Now for the fun stuff: (12-18)

After some more blood tests, some more conversations with doctors, it’s becoming more and more likely that my little thyroid buddy is not just a run-of-the-mill lump.  Nothing is official, nothing can be confirmed until the biopsy, but there is a particular antibody (Antithyroglobulin) present in my blood that swings the pendulum a little more towards cancer.  It doesn’t rule out Hashimotos, but when combined with the size and structure of the nodule, the normal TsH levels, there being only one nodule… it adds one more check mark in the cancer column.

I’ve known this for about two weeks.  And for two weeks I’ve been having an internal breakdown with a smile plastered on my face.  I know that regardless of what the biopsy says, this isn’t going to kill me.  Thyroid disease will not be the end of me, thyroid cancer will not be the end of me.  I’ve spent two weeks reading about the odds, the outcomes, the treatments, the success stories.  This is all very treatable.  Knowing that I will be fine doesn’t make it any less scary.  It doesn’t remove the fear and anxiety that comes along with any medical situation.

As I start to come up from air following my quiet breakdown, I’m beginning to feel calm again.  I’m beginning to feel like everything will be okay eventually.  I know that I will feel worse before I feel better, I know that change is in my future, but it feels manageable again.  It feels less scary.

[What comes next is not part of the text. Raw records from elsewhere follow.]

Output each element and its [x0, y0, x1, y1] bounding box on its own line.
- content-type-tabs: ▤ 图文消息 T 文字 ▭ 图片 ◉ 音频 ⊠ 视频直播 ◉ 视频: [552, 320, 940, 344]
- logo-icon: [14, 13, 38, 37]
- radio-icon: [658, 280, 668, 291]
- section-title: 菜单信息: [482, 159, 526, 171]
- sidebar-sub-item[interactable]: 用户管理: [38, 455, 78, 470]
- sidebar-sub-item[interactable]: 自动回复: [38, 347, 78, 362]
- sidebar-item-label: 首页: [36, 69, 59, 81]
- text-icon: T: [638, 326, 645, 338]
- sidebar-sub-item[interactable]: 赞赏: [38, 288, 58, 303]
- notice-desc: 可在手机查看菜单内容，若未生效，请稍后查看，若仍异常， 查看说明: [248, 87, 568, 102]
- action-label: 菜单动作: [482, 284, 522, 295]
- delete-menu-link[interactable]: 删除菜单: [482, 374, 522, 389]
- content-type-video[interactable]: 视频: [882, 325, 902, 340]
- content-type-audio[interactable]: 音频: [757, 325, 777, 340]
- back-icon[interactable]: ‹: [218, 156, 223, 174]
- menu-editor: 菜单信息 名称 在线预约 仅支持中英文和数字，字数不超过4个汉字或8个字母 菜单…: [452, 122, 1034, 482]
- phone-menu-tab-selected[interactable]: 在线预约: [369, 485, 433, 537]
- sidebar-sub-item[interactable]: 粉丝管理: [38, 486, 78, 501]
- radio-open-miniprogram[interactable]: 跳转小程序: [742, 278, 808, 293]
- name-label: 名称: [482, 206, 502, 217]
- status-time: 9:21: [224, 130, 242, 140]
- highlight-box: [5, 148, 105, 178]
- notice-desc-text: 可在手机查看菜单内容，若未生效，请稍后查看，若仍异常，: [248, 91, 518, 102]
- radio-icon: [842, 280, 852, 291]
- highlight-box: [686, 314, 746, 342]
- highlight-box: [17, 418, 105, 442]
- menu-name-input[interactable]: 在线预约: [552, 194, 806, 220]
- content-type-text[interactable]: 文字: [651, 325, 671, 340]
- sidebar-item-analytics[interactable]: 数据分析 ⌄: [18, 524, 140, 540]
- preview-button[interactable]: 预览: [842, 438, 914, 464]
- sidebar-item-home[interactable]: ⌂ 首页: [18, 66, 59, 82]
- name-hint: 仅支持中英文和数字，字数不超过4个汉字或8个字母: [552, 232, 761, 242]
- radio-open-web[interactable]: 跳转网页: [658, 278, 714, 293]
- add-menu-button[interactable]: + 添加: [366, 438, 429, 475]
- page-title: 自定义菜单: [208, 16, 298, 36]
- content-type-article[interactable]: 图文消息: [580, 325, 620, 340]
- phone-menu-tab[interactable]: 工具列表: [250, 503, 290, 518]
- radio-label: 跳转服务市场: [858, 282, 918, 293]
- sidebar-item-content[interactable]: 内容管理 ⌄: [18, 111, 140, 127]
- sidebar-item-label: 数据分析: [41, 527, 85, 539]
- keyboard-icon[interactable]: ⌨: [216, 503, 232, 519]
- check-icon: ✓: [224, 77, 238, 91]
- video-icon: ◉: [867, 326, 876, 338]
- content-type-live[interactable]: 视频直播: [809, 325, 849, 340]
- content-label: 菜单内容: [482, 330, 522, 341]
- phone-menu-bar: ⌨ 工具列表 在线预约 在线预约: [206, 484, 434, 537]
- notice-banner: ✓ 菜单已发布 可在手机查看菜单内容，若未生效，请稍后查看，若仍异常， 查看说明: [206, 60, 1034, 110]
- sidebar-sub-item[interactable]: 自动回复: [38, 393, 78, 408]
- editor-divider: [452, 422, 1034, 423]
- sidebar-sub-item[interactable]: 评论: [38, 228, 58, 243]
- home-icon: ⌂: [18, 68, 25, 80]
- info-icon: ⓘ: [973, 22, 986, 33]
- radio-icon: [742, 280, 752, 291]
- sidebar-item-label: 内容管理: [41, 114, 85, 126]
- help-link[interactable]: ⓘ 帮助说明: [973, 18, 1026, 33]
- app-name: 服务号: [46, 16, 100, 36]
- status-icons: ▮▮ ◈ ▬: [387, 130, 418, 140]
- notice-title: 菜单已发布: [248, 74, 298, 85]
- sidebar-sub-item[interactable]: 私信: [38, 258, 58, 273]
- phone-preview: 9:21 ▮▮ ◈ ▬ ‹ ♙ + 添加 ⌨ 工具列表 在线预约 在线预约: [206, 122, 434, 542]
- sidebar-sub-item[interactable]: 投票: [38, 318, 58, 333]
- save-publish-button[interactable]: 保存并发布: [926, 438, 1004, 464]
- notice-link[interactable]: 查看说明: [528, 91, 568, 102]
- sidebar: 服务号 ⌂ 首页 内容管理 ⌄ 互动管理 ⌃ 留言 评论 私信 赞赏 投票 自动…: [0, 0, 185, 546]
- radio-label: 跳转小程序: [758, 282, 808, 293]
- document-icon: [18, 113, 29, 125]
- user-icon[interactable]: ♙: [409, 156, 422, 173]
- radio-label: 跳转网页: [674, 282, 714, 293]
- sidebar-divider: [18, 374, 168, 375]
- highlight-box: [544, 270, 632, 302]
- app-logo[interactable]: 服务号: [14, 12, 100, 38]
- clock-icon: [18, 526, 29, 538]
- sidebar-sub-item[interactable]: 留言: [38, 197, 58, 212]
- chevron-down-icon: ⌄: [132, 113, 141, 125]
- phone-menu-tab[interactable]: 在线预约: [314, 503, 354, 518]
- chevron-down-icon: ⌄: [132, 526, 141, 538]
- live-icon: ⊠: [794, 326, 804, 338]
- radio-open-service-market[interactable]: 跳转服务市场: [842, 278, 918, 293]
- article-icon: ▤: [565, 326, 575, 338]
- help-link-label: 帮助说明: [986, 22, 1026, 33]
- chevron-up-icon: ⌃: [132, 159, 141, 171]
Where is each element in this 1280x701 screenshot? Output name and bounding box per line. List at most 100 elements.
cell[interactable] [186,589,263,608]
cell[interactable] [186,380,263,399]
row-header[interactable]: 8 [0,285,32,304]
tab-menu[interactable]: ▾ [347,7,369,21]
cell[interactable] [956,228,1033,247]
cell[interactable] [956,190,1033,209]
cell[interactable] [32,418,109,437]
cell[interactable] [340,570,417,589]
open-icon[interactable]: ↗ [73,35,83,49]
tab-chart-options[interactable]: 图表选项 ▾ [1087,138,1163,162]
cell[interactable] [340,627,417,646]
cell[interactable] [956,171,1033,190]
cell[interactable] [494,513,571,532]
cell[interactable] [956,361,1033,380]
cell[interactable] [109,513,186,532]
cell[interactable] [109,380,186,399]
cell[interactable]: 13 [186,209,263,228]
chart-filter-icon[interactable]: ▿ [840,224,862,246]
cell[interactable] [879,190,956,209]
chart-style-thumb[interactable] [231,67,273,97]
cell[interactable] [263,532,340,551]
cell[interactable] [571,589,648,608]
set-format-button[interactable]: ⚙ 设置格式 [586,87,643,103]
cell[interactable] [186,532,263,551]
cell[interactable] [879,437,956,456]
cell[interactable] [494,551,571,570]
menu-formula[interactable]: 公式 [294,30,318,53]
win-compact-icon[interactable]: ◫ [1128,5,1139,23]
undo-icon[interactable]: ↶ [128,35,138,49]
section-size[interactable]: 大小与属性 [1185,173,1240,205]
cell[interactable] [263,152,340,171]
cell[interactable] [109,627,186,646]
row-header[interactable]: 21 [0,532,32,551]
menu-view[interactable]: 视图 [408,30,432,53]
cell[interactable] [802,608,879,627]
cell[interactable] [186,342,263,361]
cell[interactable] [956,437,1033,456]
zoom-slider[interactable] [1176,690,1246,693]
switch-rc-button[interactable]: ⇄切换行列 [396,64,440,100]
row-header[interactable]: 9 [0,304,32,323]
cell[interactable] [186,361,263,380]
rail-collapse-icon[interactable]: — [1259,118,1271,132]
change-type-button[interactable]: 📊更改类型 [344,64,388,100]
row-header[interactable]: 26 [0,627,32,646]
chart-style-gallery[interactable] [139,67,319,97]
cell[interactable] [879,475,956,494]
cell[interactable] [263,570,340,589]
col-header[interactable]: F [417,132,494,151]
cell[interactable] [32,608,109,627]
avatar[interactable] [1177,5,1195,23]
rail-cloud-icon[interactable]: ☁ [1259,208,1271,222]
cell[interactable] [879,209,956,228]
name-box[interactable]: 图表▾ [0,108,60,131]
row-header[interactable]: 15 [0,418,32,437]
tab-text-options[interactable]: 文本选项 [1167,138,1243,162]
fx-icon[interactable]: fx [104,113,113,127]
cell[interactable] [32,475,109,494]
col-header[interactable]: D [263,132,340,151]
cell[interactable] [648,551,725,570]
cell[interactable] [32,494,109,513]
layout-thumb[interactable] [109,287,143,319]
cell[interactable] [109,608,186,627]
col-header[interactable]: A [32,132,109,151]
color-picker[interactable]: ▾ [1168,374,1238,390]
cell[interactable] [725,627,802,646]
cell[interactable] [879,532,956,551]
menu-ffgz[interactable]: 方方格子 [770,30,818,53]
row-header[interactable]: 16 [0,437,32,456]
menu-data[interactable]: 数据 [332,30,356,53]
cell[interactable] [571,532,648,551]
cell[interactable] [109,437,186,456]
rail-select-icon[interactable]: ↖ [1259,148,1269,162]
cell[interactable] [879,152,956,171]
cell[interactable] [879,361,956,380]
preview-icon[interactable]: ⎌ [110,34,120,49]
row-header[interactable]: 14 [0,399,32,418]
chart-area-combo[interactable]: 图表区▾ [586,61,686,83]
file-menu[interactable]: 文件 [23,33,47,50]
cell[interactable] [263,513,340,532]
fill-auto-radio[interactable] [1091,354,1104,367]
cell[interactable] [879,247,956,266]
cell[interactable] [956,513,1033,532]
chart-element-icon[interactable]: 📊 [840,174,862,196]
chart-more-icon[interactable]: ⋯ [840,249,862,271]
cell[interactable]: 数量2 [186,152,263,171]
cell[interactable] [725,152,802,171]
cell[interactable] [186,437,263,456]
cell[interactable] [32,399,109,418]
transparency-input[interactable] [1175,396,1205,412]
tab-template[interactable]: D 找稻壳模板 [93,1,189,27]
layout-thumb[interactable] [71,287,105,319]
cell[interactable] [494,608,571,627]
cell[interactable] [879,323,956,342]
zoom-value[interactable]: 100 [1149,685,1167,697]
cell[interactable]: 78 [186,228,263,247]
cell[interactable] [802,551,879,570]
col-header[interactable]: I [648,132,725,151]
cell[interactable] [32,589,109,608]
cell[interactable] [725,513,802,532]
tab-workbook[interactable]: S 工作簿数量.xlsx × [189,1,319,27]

Here’s what I need you to know:

I feel shitty 99% of the time, but not any more that I did a month ago or two months ago.  I’ve had these symptoms for awhile now.

I need patience from others more than anything.  I’m not fragile, I’m not dying.  I’m not incapable of functioning and I’d like to not be treated like I’m going to break if I work too hard.  But I’m exhausted and forgetful right now.  I’m irritable and nauseous, I’m emotional and I’m stressed feeling.  Have patience with me – give me a minute to remember what I’ve forgotten, leave a stack of post-its for me so I can write myself a note,  forgive me if I need a nap sometimes or if I’m quieter than usual.  Some day I will be back to normal – or as close to it as I can.